Quarterly Market Review – Q1 2011

Published Apr 27, 2011 – 3 mins read

The first three months of the year have given out mixed messages with regards to prices and transaction volumes, and the market remains heavily influenced by wider macro-economic and political factors.

At the end of the quarter, we have only just started to see a noticeable increase in property coming to the market, albeit that some asking prices are looking, to say the least, ‘optimistic’. Over recent months, we have seen the re-emergence of best and final offers for correctly priced quality homes, and even gazumping for the finest homes.

Mixed Messages

The Nationwide House Price Index shows encouraging data, indicating that house prices have increased by 0.5% throughout the UK in March, marking the third monthly rise in a four month period. In addition to this, there was also a modest rise of 0.6% in the three-month-on-three-month measure of house prices in March, which is widely considered as a better measure of the underlying trend in the market. The shortage of stock at the start of the year has undoubtedly supported house prices, though the annual change for the UK still remains negative at -0.3%, according to Nationwide.

Data from the Land Registry however, shows a decrease in house prices in February of 0.8%, with a deeper annual fall of -1.7%. It remains clear in all reports that there is an increasing divergence in house price recovery between London and other regions. Despite a -0.5% price change in February, London still has the greatest annual increase of 3.2%. Although some regions have shown positive growth in the last 3 months, including the East and North West, their overall recovery is still low by comparison.

Whilst Garrington would normally expect quieter market conditions ahead of the Spring market, we have been surprised by the volume of sellers and their advisors contacting us in recent weeks with off-market opportunities. During the first quarter, over 60% of all transactions we agreed for clients were conducted off-market, and all acquisitions made over £3M were on properties not available on the open market. This growing pool of discreet vendors appear to be willing to sell for the right price, the right exit timing and the right buyer.

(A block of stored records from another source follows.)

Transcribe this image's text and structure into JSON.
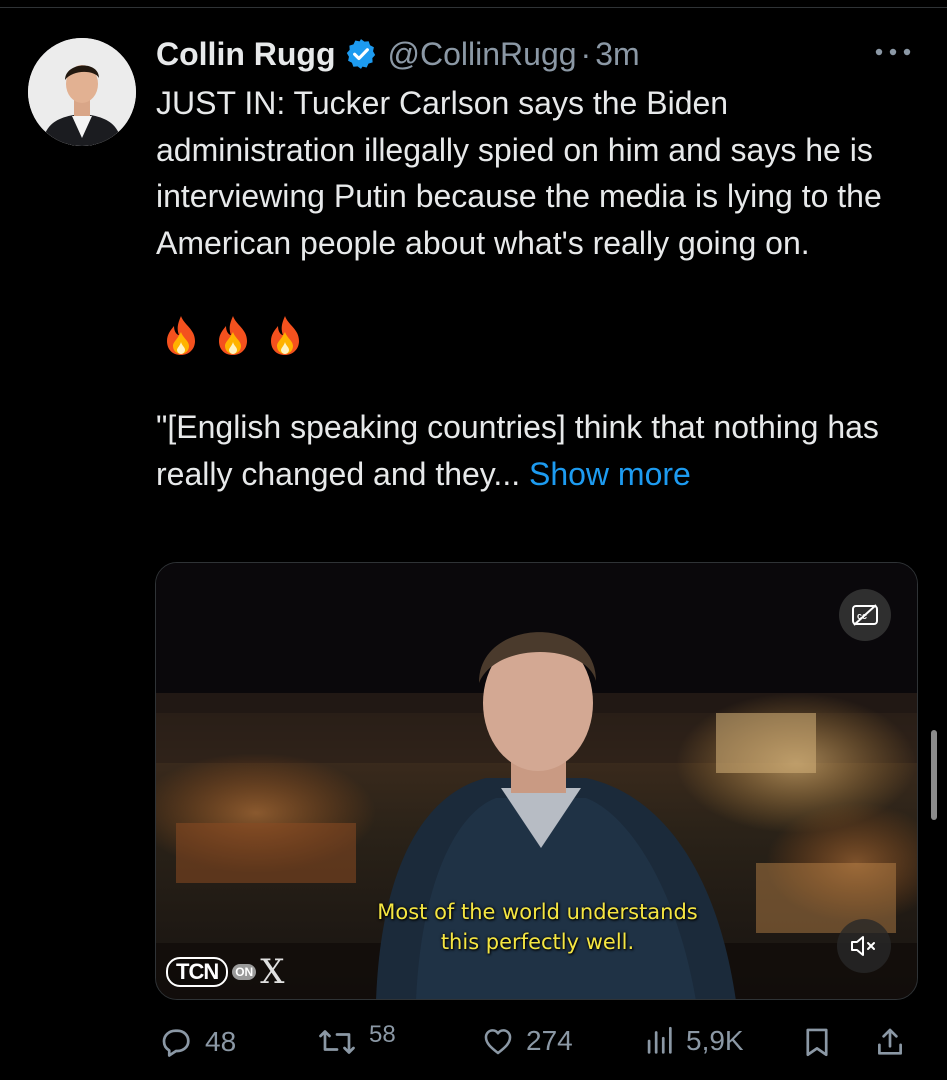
{
  "tweet": {
    "author_name": "Collin Rugg",
    "handle": "@CollinRugg",
    "separator": "·",
    "time": "3m",
    "text_paragraph_1": "JUST IN: Tucker Carlson says the Biden administration illegally spied on him and says he is interviewing Putin because the media is lying to the American people about what's really going on.",
    "emojis": [
      "🔥",
      "🔥",
      "🔥"
    ],
    "text_paragraph_2": "\"[English speaking countries] think that nothing has really changed and they...",
    "show_more_label": "Show more",
    "verified_color": "#1d9bf0"
  },
  "media": {
    "subtitle_line_1": "Most of the world understands",
    "subtitle_line_2": "this perfectly well.",
    "watermark_brand": "TCN",
    "watermark_on": "ON",
    "watermark_x": "X",
    "subtitle_color": "#f5e642"
  },
  "actions": {
    "replies": "48",
    "reposts": "58",
    "likes": "274",
    "views": "5,9K"
  },
  "colors": {
    "background": "#000000",
    "text": "#e7e9ea",
    "secondary": "#8b98a5",
    "link": "#1d9bf0"
  }
}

Rising International Purchaser Demand

London’s growth is, in part, due to interest from international buyers taking advantage of relocation and investment opportunities driven by political and economic factors. Garrington’s London search team have experienced demand from an increasingly diverse range of international clients, although a hard core of buyers from Asia, Russia and the Middle East remain ever present. London’s international ‘safe haven’ status continues to attract buyers wishing to invest abroad. This trend has been further underpinned by the attractiveness of the still depressed level of Sterling. Consequently, we have seen a surge in asking prices as bullish vendors have re-entered a market buoyed by foreign demand.

London Equity

Fuelled by successful London sales, we are seeing a ripple effect amongst clients looking to relocate to one of the surrounding counties to take advantage of their additional spending power in a location that has not recovered as swiftly as the London market. Many of Garrington’s clients had already been planning a move to the country, but this current market dynamic and price disparity makes the financial logic even more compelling.

New Opportunities for Property Investors

The Budget brought favourable news for investors with a change in tax legislation governing how Stamp Duty is calculated for portfolio purchases. Tax is now calculated at the average value of each unit instead of the total value of a portfolio. Garrington have already seen several clients changing their investment search profiles to take into account these financial savings.


We are likely to see mixed messages in the market for some months to come. The recent fall in the Consumer Price Index showing inflation at 4% will undoubtedly push back any decision by the Bank of England to raise interest rates, which has to be good for the property market. However, over-optimistic pricing by sellers could delay a full market recovery.

We expect market conditions to remain brisk in the prime market in Central London and neighbouring Home Counties for the finest homes with the right address.